For average citizens, treating government debt as a synonym for economic turbulence makes perfect sense. After all, when individual families get into financial trouble it is often because they have piled up too much credit card debt. And when somebody loses their job, the last thing they ought to do is whip out their credit card and go on a spending spree. Even if taking on more debt winds up being the necessary evil that allows them to avoid starvation for a few more days, it is rarely thought of as a “solution.” So when a society goes into an economic tailspin, common sense argues that we extrapolate from personal experience. Hence it “seems” only obvious that the solution is government belt-tightening.
But whole societies and their governments are not individual families.
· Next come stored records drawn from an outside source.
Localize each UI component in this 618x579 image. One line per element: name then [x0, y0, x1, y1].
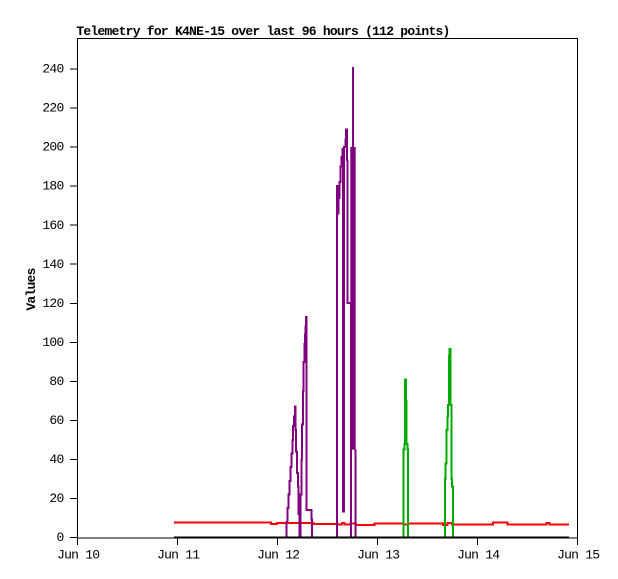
svg-text:Jun 13: Jun 13 [357, 548, 399, 563]
svg-text:Telemetry for K4NE-15 over las: Telemetry for K4NE-15 over last 96 hours… [76, 24, 449, 39]
svg-text:0: 0 [56, 530, 63, 545]
svg-text:100: 100 [42, 335, 63, 350]
svg-text:Jun 11: Jun 11 [157, 548, 200, 563]
svg-text:Jun 14: Jun 14 [457, 548, 500, 563]
svg-text:200: 200 [42, 140, 63, 155]
svg-text:180: 180 [42, 179, 63, 194]
svg-text:220: 220 [42, 101, 63, 116]
svg-text:240: 240 [42, 62, 63, 77]
svg-text:120: 120 [42, 296, 63, 311]
svg-text:160: 160 [42, 218, 63, 233]
svg-text:80: 80 [49, 374, 63, 389]
svg-text:40: 40 [49, 452, 63, 467]
svg-text:Jun 12: Jun 12 [257, 548, 299, 563]
svg-text:Jun 10: Jun 10 [57, 548, 99, 563]
svg-text:Values: Values [24, 267, 39, 310]
svg-text:140: 140 [42, 257, 63, 272]
svg-text:20: 20 [49, 491, 63, 506]
svg-text:60: 60 [49, 413, 63, 428]
svg-text:Jun 15: Jun 15 [557, 548, 599, 563]
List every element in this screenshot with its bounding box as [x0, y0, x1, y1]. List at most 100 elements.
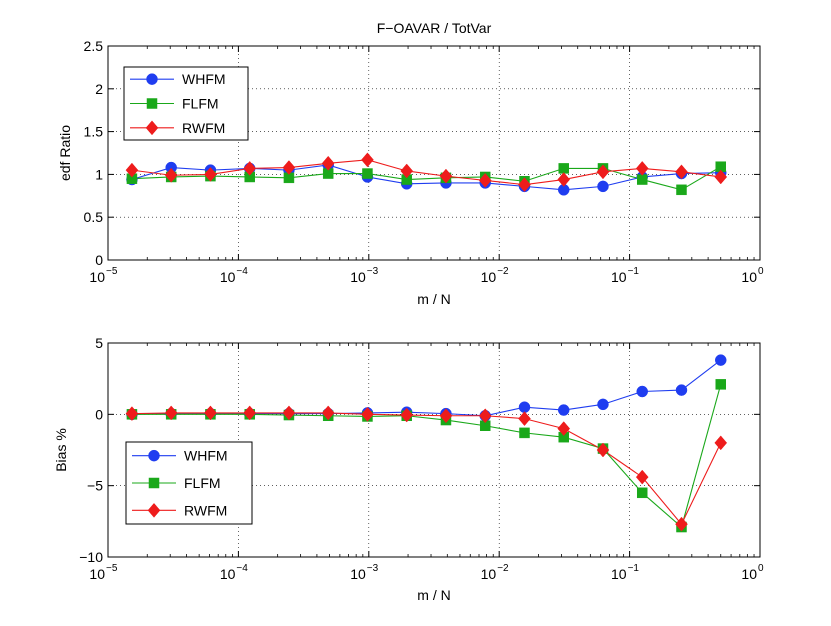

Analogies that equate them are often stupid and sometimes dangerous. Still, some economists and politicians persist in doing it. Consequently, we get the conservative fetish for deficit reduction in The United States, and the even more tragic mania for “austerity” that is now driving Europe over the abyss (while threatening our own fragile recovery). Case in point: Great Briton's suicidal efforts at reform through austerity.

Laying out the case in his column today, Paul Krugman writes:

Last week the National Institute of Economic and Social Research, a British think tank, released a startling chart comparing the current slump with past recessions and recoveries. It turns out that by one important measure — changes in real G.D.P. since the recession began — Britain is doing worse this time than it did during the Great Depression. Four years into the Depression, British G.D.P. had regained its previous peak; four years after the Great Recession began, Britain is nowhere close to regaining its lost ground.


Nor is Britain unique. Italy is also doing worse than it did in the 1930s — and with Spain clearly headed for a double-dip recession, that makes three of Europe’s big five economies members of the worse-than club. Yes, there are some caveats and complications. But this nonetheless represents a stunning failure of policy.

And it’s a failure, in particular, of the austerity doctrine that has dominated elite policy discussion both in Europe and, to a large extent, in the United States for the past two years.

His conclusion is especialy troubling:

The infuriating thing about this tragedy is that it was completely unnecessary. Half a century ago, any economist — or for that matter any undergraduate who had read Paul Samuelson’s textbook “Economics” — could have told you that austerity in the face of depression was a very bad idea. But policy makers, pundits and, I’m sorry to say, many economists decided, largely for political reasons, to forget what they used to know. And millions of workers are paying the price for their willful amnesia.

But half a century ago, things were different. Politicians who wished to pander to the misguided “common sense” fears of average voters could not so easily depend on theoretical support from a coterie of professional economists who take Austrian theory as an article of faith (evidence be damned); neither were they so liberally funded by a corporate class for whom the power to exploit was no longer a sin to be rationalized, but a sacred liberty to protect. And when sincere ignorance, self-interest, and piety collude, can any virtue be safe?